Гудхью печалится из-за распространения железных дорог, но с радостью пользуется ими – несколько дней верховой езды оказались для него слишком мучительными. Чтобы сгладить это противоречие, он риторически сравнивает машины с животными – зооморфизирует их, как это мог бы сделать детский писатель эдвардианской эпохи: «Железные дороги, несмотря на все что я писал ранее, являются очень полезными существами, а осел или даже прекрасная, чистокровная местная лошадь после двух-трех дней верховой езды превращается в нечто пугающее и мучительное»25. Скорость и удобство поездов сделали ориенталистскую «историю Востока» доступной для массового туризма, зародившегося в XIX века.
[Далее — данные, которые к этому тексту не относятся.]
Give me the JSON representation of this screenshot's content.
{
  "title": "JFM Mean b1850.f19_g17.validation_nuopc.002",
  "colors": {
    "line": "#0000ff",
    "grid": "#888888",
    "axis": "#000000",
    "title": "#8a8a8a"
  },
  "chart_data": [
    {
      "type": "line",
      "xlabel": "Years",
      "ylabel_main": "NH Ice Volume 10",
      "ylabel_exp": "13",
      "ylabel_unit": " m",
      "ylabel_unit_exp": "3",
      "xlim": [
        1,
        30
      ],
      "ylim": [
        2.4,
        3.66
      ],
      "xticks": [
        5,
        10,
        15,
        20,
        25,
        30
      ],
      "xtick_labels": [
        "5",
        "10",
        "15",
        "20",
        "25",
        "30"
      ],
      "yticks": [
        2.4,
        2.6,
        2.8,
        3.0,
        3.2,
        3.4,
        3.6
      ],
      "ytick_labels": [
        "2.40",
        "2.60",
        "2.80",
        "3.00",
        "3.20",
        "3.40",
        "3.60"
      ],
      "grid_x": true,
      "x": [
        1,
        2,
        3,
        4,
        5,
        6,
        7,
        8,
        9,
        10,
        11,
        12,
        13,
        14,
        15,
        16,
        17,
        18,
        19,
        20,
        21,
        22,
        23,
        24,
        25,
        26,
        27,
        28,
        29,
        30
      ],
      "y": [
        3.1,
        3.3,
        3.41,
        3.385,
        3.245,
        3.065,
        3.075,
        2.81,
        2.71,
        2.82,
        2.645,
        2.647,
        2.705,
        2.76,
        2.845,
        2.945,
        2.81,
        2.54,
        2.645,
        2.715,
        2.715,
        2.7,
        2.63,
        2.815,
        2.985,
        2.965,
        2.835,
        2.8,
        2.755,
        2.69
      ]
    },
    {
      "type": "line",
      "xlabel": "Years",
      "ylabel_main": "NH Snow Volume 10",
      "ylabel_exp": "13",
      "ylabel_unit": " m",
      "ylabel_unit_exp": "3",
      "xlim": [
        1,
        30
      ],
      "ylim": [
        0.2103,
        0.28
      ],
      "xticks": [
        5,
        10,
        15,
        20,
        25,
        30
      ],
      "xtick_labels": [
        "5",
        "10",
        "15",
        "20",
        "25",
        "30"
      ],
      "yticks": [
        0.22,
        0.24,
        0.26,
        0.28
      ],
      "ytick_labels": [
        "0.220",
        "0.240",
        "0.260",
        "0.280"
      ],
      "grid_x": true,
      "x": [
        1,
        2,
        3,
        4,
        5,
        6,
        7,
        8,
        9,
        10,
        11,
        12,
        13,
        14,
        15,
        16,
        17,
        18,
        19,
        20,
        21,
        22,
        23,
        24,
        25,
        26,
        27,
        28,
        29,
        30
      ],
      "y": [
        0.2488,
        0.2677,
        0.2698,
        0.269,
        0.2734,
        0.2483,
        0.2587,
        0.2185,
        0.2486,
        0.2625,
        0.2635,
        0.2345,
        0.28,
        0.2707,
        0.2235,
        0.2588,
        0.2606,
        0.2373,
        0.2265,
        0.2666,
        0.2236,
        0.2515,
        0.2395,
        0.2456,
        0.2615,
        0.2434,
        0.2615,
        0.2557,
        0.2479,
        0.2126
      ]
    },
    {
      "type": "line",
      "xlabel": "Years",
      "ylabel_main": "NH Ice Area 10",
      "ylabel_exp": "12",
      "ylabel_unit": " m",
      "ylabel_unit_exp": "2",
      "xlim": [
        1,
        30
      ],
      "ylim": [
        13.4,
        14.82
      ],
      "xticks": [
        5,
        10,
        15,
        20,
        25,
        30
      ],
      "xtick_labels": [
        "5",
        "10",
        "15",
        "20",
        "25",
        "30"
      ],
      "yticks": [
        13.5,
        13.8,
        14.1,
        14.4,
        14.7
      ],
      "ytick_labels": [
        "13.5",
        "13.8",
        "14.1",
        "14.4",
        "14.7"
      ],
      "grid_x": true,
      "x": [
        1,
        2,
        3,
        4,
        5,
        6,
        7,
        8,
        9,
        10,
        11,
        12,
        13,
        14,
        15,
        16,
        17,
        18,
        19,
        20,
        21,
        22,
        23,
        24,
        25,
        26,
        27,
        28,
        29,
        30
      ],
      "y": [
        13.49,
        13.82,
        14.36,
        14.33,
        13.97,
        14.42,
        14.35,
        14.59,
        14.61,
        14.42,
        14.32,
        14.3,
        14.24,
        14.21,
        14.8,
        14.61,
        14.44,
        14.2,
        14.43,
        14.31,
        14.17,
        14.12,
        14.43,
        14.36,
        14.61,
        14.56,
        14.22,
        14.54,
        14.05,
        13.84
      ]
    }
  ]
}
Именно железные дороги открыли Гудхью уверенный прогресс романтических перспектив. Подъезжая к Мехико, он наблюдал романтическую сцену, словно придуманную им самим: «Поезд приближался, и я видел, как стремительно растет и увеличивается великий Город. Тысячи куполов и белоснежные стены сверкали в первых лучах солнца. Передо мной был город мечты. Надо всем этим великолепием высились башни собора… Колоссальные… почти нависающие над всем городом»26.